On 01/22/2014 11:37 PM, Robert Stupp wrote:
Is there any documentation available which optimizations Hotspot can perform and what 
"collecting a garbage" object costs?
I know that these are two completely different areas ;)

I was inspecting whether the following code
     for (Object o : someArrayList) { ... }
would be faster than
     for (int i=0, l=someArrayList.size(); i<l; i++) { Object 
o=someArrayList.get(i); }
for RandomAccessList implementations. The challenge here is not just to track the CPU 
time spent creating & using the iterator vs. size() & get() calls but also 
track GC effort (which is at least complicated if not impossible due to the variety of 
GC configuration options).

For a long time, using a for with an index (if you are *sure* that it's an ArrayList) was faster.
With latest jdk8, it's not true anymore.
(and most of the time the iterator object is not created anymore at least with jdk7+).


For example:
- Does it help Hotspot to declare parameters/variables as "final" or can 
Hotspot identify that?

no, it's an urban myth.
You can test it by yourself, if you declare a local variable final or not the exact same bytecode is produced by javac. The keyword final for a local variable (or a parameter) is not stored in the bytecode.

BTW, final was introduced in 1.1 mostly to allow to capture the value of a variable to be used by an anonymous class, Java 8 doesn't require this kind of variable to be declared final anymore.
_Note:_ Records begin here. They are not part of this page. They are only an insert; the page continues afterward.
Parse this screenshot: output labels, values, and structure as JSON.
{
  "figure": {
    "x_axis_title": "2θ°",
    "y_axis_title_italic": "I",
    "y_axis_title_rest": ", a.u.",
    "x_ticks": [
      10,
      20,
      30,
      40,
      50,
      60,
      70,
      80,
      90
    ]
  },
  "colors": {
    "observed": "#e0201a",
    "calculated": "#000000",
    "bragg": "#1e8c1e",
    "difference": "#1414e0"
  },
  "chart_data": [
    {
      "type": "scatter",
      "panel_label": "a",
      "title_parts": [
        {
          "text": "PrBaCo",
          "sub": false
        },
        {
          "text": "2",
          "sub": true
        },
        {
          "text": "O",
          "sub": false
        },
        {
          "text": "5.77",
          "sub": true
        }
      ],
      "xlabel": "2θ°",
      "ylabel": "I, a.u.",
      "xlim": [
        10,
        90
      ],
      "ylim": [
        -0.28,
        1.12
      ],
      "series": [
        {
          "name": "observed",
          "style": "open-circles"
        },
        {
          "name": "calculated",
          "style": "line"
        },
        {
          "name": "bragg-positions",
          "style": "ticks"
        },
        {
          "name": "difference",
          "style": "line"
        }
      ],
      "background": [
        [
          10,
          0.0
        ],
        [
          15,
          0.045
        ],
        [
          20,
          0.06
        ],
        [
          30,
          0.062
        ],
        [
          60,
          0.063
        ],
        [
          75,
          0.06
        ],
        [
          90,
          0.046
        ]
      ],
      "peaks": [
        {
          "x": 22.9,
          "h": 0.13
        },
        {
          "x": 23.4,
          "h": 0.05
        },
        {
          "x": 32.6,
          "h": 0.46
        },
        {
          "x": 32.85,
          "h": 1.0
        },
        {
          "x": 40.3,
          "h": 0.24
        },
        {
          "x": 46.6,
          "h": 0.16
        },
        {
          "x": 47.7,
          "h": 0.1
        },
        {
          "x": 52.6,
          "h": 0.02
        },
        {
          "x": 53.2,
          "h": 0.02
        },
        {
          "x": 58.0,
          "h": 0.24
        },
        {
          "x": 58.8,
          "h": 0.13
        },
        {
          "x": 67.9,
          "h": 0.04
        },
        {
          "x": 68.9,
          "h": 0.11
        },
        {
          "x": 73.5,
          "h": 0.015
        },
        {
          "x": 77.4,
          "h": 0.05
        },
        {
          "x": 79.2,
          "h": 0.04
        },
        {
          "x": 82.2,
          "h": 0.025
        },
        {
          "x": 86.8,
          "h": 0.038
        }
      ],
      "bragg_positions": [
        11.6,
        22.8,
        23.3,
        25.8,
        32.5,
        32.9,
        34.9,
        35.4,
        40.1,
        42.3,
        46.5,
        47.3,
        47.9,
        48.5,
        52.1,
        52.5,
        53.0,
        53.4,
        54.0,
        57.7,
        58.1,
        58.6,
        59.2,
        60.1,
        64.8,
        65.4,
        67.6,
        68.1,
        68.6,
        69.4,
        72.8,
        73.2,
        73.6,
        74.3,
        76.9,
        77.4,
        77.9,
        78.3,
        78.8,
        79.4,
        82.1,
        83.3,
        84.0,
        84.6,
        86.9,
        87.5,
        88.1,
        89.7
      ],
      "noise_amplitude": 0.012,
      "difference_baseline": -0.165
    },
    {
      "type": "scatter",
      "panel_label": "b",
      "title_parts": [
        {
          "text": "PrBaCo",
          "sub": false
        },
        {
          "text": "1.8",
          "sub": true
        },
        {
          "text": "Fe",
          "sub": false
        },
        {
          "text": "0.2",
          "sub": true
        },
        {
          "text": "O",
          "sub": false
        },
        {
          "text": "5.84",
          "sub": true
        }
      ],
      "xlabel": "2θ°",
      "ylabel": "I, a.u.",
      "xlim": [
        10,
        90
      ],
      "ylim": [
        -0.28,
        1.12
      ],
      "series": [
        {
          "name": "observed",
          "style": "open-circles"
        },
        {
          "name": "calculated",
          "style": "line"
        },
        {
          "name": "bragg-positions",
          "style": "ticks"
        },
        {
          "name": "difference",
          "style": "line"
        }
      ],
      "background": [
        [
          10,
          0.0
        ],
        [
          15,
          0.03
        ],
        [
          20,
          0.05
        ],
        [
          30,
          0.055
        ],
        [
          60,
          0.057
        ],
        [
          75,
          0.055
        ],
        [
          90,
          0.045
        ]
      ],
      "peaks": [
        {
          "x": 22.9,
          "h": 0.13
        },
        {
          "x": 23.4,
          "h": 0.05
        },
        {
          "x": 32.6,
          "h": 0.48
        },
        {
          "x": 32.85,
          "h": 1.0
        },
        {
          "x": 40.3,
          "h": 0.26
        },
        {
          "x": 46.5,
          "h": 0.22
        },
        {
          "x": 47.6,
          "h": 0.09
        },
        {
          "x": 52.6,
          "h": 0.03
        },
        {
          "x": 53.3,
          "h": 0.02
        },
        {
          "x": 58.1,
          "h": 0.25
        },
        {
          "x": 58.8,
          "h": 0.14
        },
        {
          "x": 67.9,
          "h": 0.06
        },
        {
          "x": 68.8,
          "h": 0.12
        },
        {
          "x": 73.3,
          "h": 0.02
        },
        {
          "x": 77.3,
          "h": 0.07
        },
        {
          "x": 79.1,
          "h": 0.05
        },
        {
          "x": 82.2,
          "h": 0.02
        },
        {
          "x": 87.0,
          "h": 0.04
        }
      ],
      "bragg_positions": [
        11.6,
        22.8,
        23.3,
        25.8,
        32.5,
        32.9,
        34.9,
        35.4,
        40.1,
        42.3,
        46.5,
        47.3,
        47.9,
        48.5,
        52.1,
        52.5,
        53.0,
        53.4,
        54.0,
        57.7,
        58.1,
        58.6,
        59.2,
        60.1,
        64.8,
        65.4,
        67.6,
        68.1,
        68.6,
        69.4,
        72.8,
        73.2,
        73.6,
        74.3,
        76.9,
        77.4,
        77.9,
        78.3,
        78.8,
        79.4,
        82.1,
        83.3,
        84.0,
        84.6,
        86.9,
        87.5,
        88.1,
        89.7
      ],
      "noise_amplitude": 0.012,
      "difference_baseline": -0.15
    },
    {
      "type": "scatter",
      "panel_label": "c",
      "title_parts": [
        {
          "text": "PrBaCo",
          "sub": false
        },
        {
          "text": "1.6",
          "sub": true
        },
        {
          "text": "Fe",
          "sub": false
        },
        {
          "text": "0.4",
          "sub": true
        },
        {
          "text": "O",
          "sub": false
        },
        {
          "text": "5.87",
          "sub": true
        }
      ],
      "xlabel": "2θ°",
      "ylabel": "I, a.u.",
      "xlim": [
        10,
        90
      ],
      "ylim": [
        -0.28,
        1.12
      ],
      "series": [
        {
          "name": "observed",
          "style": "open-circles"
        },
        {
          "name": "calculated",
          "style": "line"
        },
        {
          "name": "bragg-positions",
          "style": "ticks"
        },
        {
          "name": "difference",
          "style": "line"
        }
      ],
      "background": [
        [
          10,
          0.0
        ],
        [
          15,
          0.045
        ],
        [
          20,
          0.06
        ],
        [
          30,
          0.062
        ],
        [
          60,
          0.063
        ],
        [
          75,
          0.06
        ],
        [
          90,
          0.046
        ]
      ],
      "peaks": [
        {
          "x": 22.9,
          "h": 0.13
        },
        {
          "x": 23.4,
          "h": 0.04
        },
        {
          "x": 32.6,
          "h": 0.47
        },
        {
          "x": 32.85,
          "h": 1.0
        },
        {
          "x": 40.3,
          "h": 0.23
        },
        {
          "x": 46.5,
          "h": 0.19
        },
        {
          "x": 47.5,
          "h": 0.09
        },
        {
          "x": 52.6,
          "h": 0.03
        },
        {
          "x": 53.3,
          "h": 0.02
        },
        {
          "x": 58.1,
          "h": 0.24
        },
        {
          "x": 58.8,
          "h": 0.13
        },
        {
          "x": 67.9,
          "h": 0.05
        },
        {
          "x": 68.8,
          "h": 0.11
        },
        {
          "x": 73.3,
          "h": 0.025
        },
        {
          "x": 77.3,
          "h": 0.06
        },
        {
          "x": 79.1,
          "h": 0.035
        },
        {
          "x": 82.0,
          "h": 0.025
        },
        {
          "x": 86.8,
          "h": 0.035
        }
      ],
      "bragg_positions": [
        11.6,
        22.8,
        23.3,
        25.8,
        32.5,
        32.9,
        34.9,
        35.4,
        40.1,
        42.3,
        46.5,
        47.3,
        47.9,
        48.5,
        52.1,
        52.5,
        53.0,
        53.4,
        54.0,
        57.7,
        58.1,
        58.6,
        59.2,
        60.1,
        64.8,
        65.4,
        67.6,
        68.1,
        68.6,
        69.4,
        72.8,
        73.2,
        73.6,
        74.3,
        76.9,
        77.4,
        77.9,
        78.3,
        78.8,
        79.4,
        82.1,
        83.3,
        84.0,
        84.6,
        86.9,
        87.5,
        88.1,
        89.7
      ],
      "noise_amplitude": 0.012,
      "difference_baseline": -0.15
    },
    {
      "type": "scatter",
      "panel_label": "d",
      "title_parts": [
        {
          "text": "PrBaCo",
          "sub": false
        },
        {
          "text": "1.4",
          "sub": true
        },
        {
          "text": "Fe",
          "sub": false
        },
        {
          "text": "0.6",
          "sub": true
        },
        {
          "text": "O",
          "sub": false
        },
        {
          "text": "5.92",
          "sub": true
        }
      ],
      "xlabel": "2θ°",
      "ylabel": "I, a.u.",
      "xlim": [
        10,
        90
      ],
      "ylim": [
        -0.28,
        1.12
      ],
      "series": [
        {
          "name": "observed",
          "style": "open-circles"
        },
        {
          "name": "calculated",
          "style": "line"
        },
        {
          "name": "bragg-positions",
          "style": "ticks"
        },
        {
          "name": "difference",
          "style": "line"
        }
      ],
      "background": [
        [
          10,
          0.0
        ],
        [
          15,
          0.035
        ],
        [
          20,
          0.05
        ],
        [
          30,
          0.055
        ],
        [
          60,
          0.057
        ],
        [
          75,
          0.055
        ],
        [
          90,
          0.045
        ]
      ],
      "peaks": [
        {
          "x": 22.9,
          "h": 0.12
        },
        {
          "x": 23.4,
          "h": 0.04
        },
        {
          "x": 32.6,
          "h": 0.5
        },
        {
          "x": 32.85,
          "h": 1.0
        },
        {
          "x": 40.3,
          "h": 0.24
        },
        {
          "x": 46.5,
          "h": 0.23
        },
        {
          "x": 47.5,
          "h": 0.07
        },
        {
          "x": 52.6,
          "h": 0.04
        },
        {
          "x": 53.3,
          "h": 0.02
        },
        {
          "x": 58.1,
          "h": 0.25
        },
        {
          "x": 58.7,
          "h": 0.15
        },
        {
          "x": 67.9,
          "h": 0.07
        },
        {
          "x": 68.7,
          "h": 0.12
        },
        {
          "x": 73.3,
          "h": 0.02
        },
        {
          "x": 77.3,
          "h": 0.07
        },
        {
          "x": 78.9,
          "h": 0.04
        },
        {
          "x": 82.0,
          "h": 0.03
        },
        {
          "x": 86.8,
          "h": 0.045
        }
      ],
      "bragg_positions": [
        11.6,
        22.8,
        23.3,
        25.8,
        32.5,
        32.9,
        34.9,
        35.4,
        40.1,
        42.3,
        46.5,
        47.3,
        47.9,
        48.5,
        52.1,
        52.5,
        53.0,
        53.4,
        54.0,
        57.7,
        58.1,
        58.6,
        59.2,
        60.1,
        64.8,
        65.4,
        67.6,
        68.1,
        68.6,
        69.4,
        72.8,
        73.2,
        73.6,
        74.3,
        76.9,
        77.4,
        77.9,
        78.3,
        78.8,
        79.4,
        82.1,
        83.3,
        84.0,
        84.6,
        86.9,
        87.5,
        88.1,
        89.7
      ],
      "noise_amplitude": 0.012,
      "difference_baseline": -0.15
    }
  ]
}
- When does Hotspot inline method calls in general and getters/setters 
especially?

In general, up to a depth of 10 by default and 1 for a recursive method.
Roughly, a method call is not inlined either if the call is virtual and can call too many implementations or if the generated assembly code will be too big.


I think such a piece of documentation (just what Hotspot can do in which release) would 
be really helpful when someone tries to optimize code - want to say: the question is: 
"Is something worth to spend time on or is this special situation handled by 
Hotspot?"

It never worth it.
Choose the right algorithms and shape your data to be easily consumed by your algorithms is enough.